Both approaches are associated with fewer post-operative complications and shorter hospital stays across multiple procedures, not only colorectal surgery.
COVID-19 made these principles stark. Older adults and people with comorbidities, already at high nutritional risk, fared worse, while prolonged hospitalisations, social isolation and limited food access compounded the problem. Many patients were profoundly hypermetabolic: indirect calorimetry often showed energy needs exceeding predictive equations. In one task force case report, a patient with a prolonged ICU stay lost 19 kg in 52 days, around 24% of initial body weight, owing to the difficulty of meeting requirements amid frequent interruptions to feeding.

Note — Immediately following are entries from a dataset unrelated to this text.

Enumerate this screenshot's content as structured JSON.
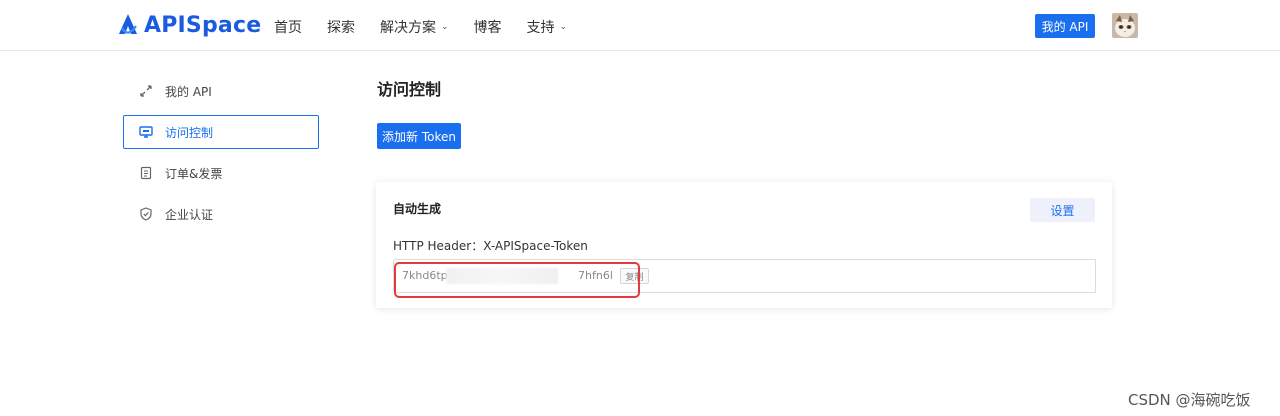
{
  "header": {
    "logo_text": "APISpace",
    "nav": [
      {
        "label": "首页",
        "dropdown": false
      },
      {
        "label": "探索",
        "dropdown": false
      },
      {
        "label": "解决方案",
        "dropdown": true
      },
      {
        "label": "博客",
        "dropdown": false
      },
      {
        "label": "支持",
        "dropdown": true
      }
    ],
    "my_api_label": "我的 API"
  },
  "sidebar": {
    "items": [
      {
        "label": "我的 API",
        "icon": "arrows-icon",
        "active": false
      },
      {
        "label": "访问控制",
        "icon": "monitor-icon",
        "active": true
      },
      {
        "label": "订单&发票",
        "icon": "clipboard-icon",
        "active": false
      },
      {
        "label": "企业认证",
        "icon": "shield-icon",
        "active": false
      }
    ]
  },
  "main": {
    "title": "访问控制",
    "add_token_label": "添加新 Token",
    "card": {
      "title": "自动生成",
      "settings_label": "设置",
      "header_line": "HTTP Header：X-APISpace-Token",
      "token_prefix": "7khd6tp",
      "token_suffix": "7hfn6l",
      "copy_label": "复制"
    }
  },
  "watermark": "CSDN @海碗吃饭",
  "colors": {
    "accent": "#1a6ff0",
    "brand": "#1a5be0",
    "highlight": "#e23b3b"
  }
}
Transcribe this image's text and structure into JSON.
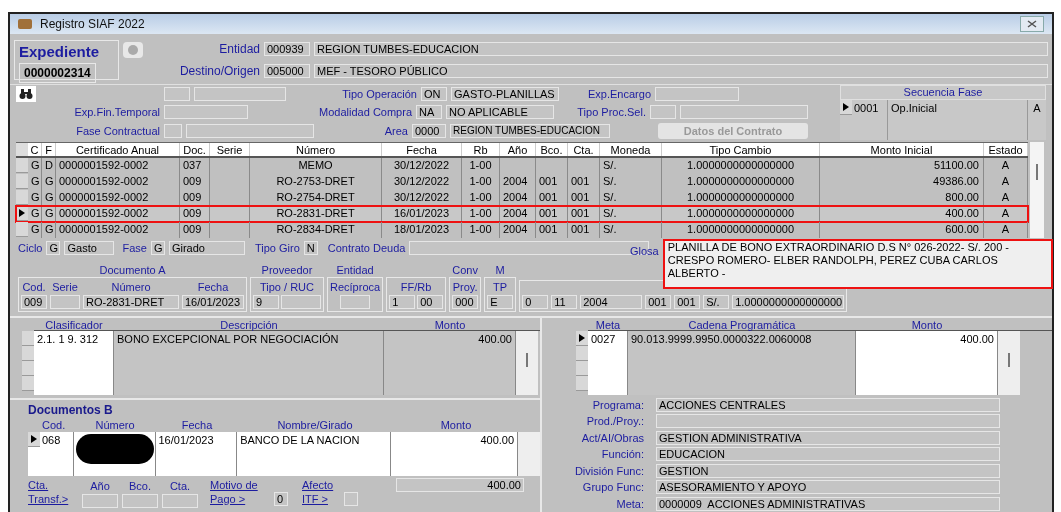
{
  "window": {
    "title": "Registro SIAF 2022"
  },
  "expediente": {
    "label": "Expediente",
    "number": "0000002314"
  },
  "entidad": {
    "label": "Entidad",
    "code": "000939",
    "name": "REGION TUMBES-EDUCACION"
  },
  "destino": {
    "label": "Destino/Origen",
    "code": "005000",
    "name": "MEF - TESORO PÚBLICO"
  },
  "left_fields": [
    {
      "label": "Exp.Fin.Temporal"
    },
    {
      "label": "Fase Contractual"
    }
  ],
  "mid_fields": [
    {
      "label": "Tipo Operación",
      "code": "ON",
      "name": "GASTO-PLANILLAS"
    },
    {
      "label": "Modalidad Compra",
      "code": "NA",
      "name": "NO APLICABLE"
    },
    {
      "label": "Area",
      "code": "0000",
      "name": "REGION TUMBES-EDUCACION"
    }
  ],
  "right_fields": [
    {
      "label": "Exp.Encargo"
    },
    {
      "label": "Tipo Proc.Sel."
    }
  ],
  "contract_button": {
    "label": "Datos del Contrato",
    "disabled": true
  },
  "secuencia_fase": {
    "title": "Secuencia Fase",
    "rows": [
      {
        "code": "0001",
        "name": "Op.Inicial",
        "estado": "A",
        "selected": true
      }
    ]
  },
  "registros": {
    "columns": [
      "C",
      "F",
      "Certificado Anual",
      "Doc.",
      "Serie",
      "Número",
      "Fecha",
      "Rb",
      "Año",
      "Bco.",
      "Cta.",
      "Moneda",
      "Tipo Cambio",
      "Monto Inicial",
      "Estado"
    ],
    "rows": [
      {
        "selected": false,
        "annotated": false,
        "cells": [
          "G",
          "D",
          "0000001592-0002",
          "037",
          null,
          "MEMO",
          "30/12/2022",
          "1-00",
          null,
          null,
          null,
          "S/.",
          "1.0000000000000000",
          "51100.00",
          "A"
        ]
      },
      {
        "selected": false,
        "annotated": false,
        "cells": [
          "G",
          "G",
          "0000001592-0002",
          "009",
          null,
          "RO-2753-DRET",
          "30/12/2022",
          "1-00",
          "2004",
          "001",
          "001",
          "S/.",
          "1.0000000000000000",
          "49386.00",
          "A"
        ]
      },
      {
        "selected": false,
        "annotated": false,
        "cells": [
          "G",
          "G",
          "0000001592-0002",
          "009",
          null,
          "RO-2754-DRET",
          "30/12/2022",
          "1-00",
          "2004",
          "001",
          "001",
          "S/.",
          "1.0000000000000000",
          "800.00",
          "A"
        ]
      },
      {
        "selected": true,
        "annotated": true,
        "cells": [
          "G",
          "G",
          "0000001592-0002",
          "009",
          null,
          "RO-2831-DRET",
          "16/01/2023",
          "1-00",
          "2004",
          "001",
          "001",
          "S/.",
          "1.0000000000000000",
          "400.00",
          "A"
        ]
      },
      {
        "selected": false,
        "annotated": false,
        "cells": [
          "G",
          "G",
          "0000001592-0002",
          "009",
          null,
          "RO-2834-DRET",
          "18/01/2023",
          "1-00",
          "2004",
          "001",
          "001",
          "S/.",
          "1.0000000000000000",
          "600.00",
          "A"
        ]
      }
    ]
  },
  "ciclo": {
    "label": "Ciclo",
    "code": "G",
    "name": "Gasto"
  },
  "fase": {
    "label": "Fase",
    "code": "G",
    "name": "Girado"
  },
  "tipo_giro": {
    "label": "Tipo Giro",
    "code": "N"
  },
  "contrato_deuda": {
    "label": "Contrato Deuda"
  },
  "glosa": {
    "label": "Glosa",
    "annotated": true,
    "text": "PLANILLA DE BONO EXTRAORDINARIO D.S N° 026-2022- S/. 200 - CRESPO ROMERO- ELBER RANDOLPH, PEREZ CUBA CARLOS ALBERTO -"
  },
  "documento_groups": [
    {
      "title": "Documento A",
      "fields": [
        {
          "label": "Cod.",
          "boxes": [
            {
              "value": "009"
            }
          ]
        },
        {
          "label": "Serie",
          "blank": true
        },
        {
          "label": "Número",
          "boxes": [
            {
              "value": "RO-2831-DRET"
            }
          ]
        },
        {
          "label": "Fecha",
          "boxes": [
            {
              "value": "16/01/2023"
            }
          ]
        }
      ]
    },
    {
      "title": "Proveedor",
      "fields": [
        {
          "label": "Tipo / RUC",
          "boxes": [
            {
              "value": "9"
            }
          ],
          "blank": true
        }
      ]
    },
    {
      "title": "Entidad",
      "fields": [
        {
          "label": "Recíproca",
          "blank": true
        }
      ]
    },
    {
      "fields": [
        {
          "label": "FF/Rb",
          "boxes": [
            {
              "value": "1"
            },
            {
              "value": "00"
            }
          ]
        }
      ]
    },
    {
      "title": "Conv",
      "fields": [
        {
          "label": "Proy.",
          "boxes": [
            {
              "value": "000"
            }
          ]
        }
      ]
    },
    {
      "title": "M",
      "fields": [
        {
          "label": "TP",
          "boxes": [
            {
              "value": "E"
            }
          ]
        }
      ]
    },
    {
      "fields": [
        {
          "boxes": [
            {
              "value": "0"
            }
          ]
        },
        {
          "boxes": [
            {
              "value": "11"
            }
          ]
        },
        {
          "boxes": [
            {
              "value": "2004"
            }
          ]
        },
        {
          "boxes": [
            {
              "value": "001"
            }
          ]
        },
        {
          "boxes": [
            {
              "value": "001"
            }
          ]
        },
        {
          "boxes": [
            {
              "value": "S/."
            }
          ]
        },
        {
          "boxes": [
            {
              "value": "1.0000000000000000"
            }
          ]
        }
      ]
    }
  ],
  "clasificador": {
    "columns": [
      "Clasificador",
      "Descripción",
      "Monto"
    ],
    "rows": [
      {
        "selected": false,
        "cells": [
          "2.1. 1 9. 312",
          "BONO EXCEPCIONAL POR NEGOCIACIÓN",
          "400.00"
        ]
      }
    ]
  },
  "metas": {
    "columns": [
      "Meta",
      "Cadena Programática",
      "Monto"
    ],
    "rows": [
      {
        "selected": true,
        "cells": [
          "0027",
          "90.013.9999.9950.0000322.0060008",
          "400.00"
        ]
      }
    ]
  },
  "documentos_b": {
    "title": "Documentos B",
    "columns": [
      "Cod.",
      "Número",
      "Fecha",
      "Nombre/Girado",
      "Monto"
    ],
    "rows": [
      {
        "selected": true,
        "redacted": true,
        "cells": [
          "068",
          null,
          "16/01/2023",
          "BANCO DE LA NACION",
          "400.00"
        ]
      }
    ],
    "total": "400.00"
  },
  "bottom_links": {
    "cta": "Cta. Transf.>",
    "labels": [
      "Año",
      "Bco.",
      "Cta."
    ],
    "motivo": "Motivo de Pago >",
    "motivo_value": "0",
    "afecto": "Afecto ITF >"
  },
  "programa": [
    {
      "label": "Programa:",
      "value": "ACCIONES CENTRALES"
    },
    {
      "label": "Prod./Proy.:"
    },
    {
      "label": "Act/AI/Obras",
      "value": "GESTION ADMINISTRATIVA"
    },
    {
      "label": "Función:",
      "value": "EDUCACION"
    },
    {
      "label": "División Func:",
      "value": "GESTION"
    },
    {
      "label": "Grupo Func:",
      "value": "ASESORAMIENTO Y APOYO"
    },
    {
      "label": "Meta:",
      "value": "0000009  ACCIONES ADMINISTRATIVAS"
    }
  ]
}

The response must be systematic: screen for malnutrition, including remotely where necessary; implement personalised nutrition care plans, including food-based strategies, ONS and timely referral to a dietitian; and ensure continuity of care from hospital to community. UK consensus guidance now recommends including nutrition assessment in all clinical and research follow-up protocols for people recovering from COVID-19. More broadly, treat nutritional status as a modifiable risk factor at every stage of illness to improve recovery and build population resilience for future health challenges.
Nutrition and well-being are paramount to immune competence, surgical recovery, and clinical outcomes across illnesses and diseases. If healthcare professionals can identify those at risk at an early stage, they can offer individualised nutrition support to reduce complications and shorten hospital stays, lower costs, and save lives.